The Environment Minister did not do his duty to the animals under his jurisdiction and has not, to date, called on the City of Surrey to survey for these species and protect their habitats as is required under SARA, the BC Wildlife Act, the various Recovery/Management plans, and Best Management Practices.

With habitat and wildlife destruction to begin on Jan. 8, 2018, former Vancouver park commissioner and teacher Roslyn Cassells filed a petition in BC Supreme Court on behalf of the neglected wildlife species on Dec. 29, 2017. The City, provincial Environment ministry, and federal Environment ministry ignored to petition, which requested work be halted on the Hawthorne Park road project until such time as the City complied with SARA, the BC Wildlife Act, and the various Recovery/Management plans. On Friday Jan. 6, 2018, Cassells, a former Vancouver park commissioner, got leave for a short notice court date and forced the City of Surrey to appear in BC Supreme Court on Jan. 8, 2018.

The Best Management Practices Guidelines for Pacific Water Shrew in Urban and Rural Areas – May 2010 – V. Craig et al. BC Ministry of Environment, Ecosystems Standards and Planning, Biodiversity Branch states “All environmental assessments that occur within the range of the Pacific Water Shrew, and involve projects that will occur within, or result in habitat modification within 100m of any waterbody (stream, creek, wetland, march, ocean, ephemeral or intermittent watercourse) should include Pacific Water Shrew”. The City of Surrey’s report did not.

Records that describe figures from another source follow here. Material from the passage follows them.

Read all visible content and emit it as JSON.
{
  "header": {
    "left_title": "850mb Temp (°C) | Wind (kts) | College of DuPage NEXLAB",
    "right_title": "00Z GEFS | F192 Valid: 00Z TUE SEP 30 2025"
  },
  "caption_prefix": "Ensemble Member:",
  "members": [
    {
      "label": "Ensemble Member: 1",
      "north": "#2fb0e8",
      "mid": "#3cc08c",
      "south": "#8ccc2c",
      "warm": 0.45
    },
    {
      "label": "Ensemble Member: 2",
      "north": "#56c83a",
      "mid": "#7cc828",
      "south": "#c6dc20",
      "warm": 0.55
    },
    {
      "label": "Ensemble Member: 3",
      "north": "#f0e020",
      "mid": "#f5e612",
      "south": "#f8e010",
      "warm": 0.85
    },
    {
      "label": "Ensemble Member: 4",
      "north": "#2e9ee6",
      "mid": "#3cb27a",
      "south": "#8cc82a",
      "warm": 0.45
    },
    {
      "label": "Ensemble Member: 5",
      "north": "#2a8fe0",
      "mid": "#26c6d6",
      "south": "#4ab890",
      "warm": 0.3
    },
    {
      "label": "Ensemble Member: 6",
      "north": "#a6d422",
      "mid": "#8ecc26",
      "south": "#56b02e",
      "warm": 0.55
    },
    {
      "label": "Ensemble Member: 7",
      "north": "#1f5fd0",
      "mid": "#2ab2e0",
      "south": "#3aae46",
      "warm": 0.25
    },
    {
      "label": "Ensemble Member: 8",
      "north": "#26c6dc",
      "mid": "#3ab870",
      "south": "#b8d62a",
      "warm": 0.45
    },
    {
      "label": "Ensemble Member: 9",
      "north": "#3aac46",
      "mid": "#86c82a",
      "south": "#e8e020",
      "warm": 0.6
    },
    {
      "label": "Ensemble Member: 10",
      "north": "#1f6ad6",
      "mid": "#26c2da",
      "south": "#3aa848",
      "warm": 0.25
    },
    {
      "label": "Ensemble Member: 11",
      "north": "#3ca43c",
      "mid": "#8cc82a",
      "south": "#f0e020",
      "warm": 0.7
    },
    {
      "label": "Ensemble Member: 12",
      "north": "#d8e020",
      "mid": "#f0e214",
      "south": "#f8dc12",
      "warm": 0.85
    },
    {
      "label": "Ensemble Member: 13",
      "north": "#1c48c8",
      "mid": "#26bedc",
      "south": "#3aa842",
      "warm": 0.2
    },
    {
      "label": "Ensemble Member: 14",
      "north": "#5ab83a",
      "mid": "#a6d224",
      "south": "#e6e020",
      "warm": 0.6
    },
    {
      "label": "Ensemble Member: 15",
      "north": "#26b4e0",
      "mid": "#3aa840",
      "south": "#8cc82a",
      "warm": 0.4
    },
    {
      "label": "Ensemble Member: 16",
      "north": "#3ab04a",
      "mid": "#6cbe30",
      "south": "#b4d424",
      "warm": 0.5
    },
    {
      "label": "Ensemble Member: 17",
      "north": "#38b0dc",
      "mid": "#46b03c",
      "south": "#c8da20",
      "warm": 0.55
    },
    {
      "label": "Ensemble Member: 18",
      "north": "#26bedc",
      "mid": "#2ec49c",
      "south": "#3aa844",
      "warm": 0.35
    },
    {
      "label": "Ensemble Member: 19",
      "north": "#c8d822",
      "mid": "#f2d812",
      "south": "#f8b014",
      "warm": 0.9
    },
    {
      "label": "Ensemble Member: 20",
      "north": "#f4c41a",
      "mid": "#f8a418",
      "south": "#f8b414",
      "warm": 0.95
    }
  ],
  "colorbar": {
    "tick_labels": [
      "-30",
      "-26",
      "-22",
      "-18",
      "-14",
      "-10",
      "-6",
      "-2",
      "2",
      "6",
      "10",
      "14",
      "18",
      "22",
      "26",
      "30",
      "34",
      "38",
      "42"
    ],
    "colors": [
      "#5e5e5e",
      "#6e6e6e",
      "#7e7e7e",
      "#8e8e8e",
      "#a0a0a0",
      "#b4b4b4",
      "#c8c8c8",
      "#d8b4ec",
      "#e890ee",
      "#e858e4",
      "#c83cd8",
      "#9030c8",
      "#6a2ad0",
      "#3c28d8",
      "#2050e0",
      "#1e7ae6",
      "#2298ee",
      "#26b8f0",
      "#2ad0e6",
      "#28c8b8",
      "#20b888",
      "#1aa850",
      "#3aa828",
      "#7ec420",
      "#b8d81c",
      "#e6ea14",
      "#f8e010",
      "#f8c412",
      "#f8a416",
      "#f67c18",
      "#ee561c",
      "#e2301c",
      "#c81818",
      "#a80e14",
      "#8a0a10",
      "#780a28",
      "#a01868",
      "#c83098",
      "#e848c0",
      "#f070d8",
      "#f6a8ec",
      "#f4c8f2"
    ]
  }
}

It continues - “Where a Pacific Water Shrew is captured, or in areas of habitat rated as high or moderate capability for Pacific Water Shrew (based on ratings available from the Ministry of Environment), these guidelines recommend the implementation of a 100m protective area around the habitat.” Ken Bennett states the habitat in Hawthorne Park is “moderate”. So even if surveys were not done, or surveys were done and no shrews were found, the city is obliged to provide the 100m riparian setbacks, which it is refusing to do.

According to the Best Management Practices and the Recovery Plan for the animal the major threats to the shrew are habitat loss, habitat degradation, and habitat fragmentation. All three of these will be caused by the Hawthorne Park road construction project. The BC Wildlife Act prohibits killing the shrews, harassing them, or destroying their homes and habitats…all of which will happen when the road construction goes ahead.

Although the Best Management Practices as well as the Recovery Plan for the shrew call for a number of objectives the responsible Minister and Ministry of Environment is negligent in his duty to protect this species on the brink of extinction. Specifically the BMP and RPPWS call for, among other actions: protection of known extant sites, restoration of historical and important potential habitats, prevention of habitat fragmentation and ensuring habitat connectivity, prevention of loss of not yet discovered populations, and the addressing of immediate threats to mortality.

Taking a page from the former federal Conservatives (who cut funding for weather research so they could deny existence of global warming), the City of Surrey is refusing to survey for species at risk so they can deny their likely existence in the park and therefore their habitat protections which would necessarily halt the road construction.

The City, with its rapacious developers gobbling up prime wildlife habitat and delicate ecosystems with their thirst for profits and their worst management practices, have turned Surrey into an environmental pariah among the more progressive municipalities in the lower mainland. Ultimately serious council decisions are handed down to city council by a handful of wealthy developers, who funded the last election to the tune of $902,000.

Our city, and our ecology deserve better. We deserve elected officials who stand up for the best interests of all the residents of the city, be they wealthy or poor, a bird, an animal, an insect, or a plant. Until our society respects all species’ intrinsic values, and their right to exist, the assault on biodiversity and social justice will have a terrible effect on the world we leave for future generations. A better world is possible, let’s make it so!